ANTECEDENTES Y FUNDAMENTOS DE LA ACCIÓN 3. Así los expuso la Sala Penal del Tribunal Superior de Distrito Judicial de Antioquia en sentencia de primera instancia: Se extrae de la demanda que el señor Wilner Adrián Londoño Ceballos fue declarado penalmente responsable por el delito de fabricación, tráfico, porte o tenencia de armas de fuego de defensa personal agravado (Art. 365 inc. 3 Nral. 8° del Código Penal), la sentencia fue dictada por el Juzgado Penal del Circuito de Caucasia, Antioquia, luego de que entre el hoy accionante y la Fiscalía se confeccionara un acuerdo.

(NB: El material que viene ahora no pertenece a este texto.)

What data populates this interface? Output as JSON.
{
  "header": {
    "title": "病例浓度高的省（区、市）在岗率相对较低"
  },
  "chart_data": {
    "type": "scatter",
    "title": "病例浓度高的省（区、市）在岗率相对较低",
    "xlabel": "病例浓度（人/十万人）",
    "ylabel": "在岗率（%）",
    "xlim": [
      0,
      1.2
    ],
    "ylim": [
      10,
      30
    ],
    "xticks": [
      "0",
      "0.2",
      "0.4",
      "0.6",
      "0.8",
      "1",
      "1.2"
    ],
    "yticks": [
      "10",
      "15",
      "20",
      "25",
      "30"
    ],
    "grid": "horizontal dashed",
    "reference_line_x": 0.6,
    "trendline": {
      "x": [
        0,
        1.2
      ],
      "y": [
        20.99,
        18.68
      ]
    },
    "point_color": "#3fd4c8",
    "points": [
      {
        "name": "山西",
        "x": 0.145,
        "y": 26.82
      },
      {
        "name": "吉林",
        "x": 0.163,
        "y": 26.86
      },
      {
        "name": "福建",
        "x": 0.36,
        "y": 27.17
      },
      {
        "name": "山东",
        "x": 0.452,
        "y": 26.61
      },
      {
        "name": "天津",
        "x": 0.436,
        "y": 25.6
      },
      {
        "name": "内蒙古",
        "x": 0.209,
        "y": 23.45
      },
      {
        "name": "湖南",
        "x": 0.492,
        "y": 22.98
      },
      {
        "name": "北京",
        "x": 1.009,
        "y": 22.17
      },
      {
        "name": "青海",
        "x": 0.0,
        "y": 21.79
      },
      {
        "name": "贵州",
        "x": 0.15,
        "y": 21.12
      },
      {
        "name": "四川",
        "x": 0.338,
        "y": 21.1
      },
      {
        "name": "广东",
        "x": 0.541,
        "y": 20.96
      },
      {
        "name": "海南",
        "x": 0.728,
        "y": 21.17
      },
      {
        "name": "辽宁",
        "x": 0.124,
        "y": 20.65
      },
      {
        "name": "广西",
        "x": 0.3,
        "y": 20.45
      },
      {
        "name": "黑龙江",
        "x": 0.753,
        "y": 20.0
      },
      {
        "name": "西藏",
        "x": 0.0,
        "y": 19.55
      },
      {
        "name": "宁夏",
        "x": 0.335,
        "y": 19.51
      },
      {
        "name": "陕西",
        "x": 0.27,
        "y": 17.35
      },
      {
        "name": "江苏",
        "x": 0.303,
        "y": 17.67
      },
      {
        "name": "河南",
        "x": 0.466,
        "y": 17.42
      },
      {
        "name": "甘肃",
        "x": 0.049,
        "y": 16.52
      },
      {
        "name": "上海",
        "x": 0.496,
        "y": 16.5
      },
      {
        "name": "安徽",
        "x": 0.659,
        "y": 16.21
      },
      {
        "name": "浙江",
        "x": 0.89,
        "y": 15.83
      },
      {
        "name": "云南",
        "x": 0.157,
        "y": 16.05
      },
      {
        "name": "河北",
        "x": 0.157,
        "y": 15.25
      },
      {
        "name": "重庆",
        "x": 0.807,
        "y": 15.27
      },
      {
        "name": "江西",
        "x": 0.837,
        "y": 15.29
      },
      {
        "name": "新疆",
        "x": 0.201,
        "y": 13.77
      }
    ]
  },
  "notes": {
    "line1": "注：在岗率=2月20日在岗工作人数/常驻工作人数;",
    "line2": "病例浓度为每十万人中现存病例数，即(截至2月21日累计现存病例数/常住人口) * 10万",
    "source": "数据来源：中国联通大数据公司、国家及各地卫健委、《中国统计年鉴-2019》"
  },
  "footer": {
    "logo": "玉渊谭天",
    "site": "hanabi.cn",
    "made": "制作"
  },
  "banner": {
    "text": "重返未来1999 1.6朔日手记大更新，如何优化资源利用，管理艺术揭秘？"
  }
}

El pacto procesal consistió en la aceptación de responsabilidad a cambio de que se degradara la participación de autor a cómplice, fijando una pena de ciento ocho (108) meses de prisión. Al no conceder algún mecanismo alternativo para el descuento de la pena, se ordenó que continuara el encarcelamiento en el establecimiento que designara el INPEC, actualmente se halla en el Establecimiento penitenciario y carcelario de Ibagué, Picaleña. La demanda de tutela fue interpuesta porque luego de analizada la sentencia no avizoró la apoderada judicial del actor ningún sustento factual ni probatorio para el Agravante, “Cuando la conducta sea desarrollada dentro de los territorios que conforman la cobertura geográfica de los Programas de Desarrollo con Enfoque Territorial (PDET)”, teniendo en cuenta que el procesado no hace parte de un Grupo de delincuencia organizado (GDO) o Grupo armado organizado (GAO).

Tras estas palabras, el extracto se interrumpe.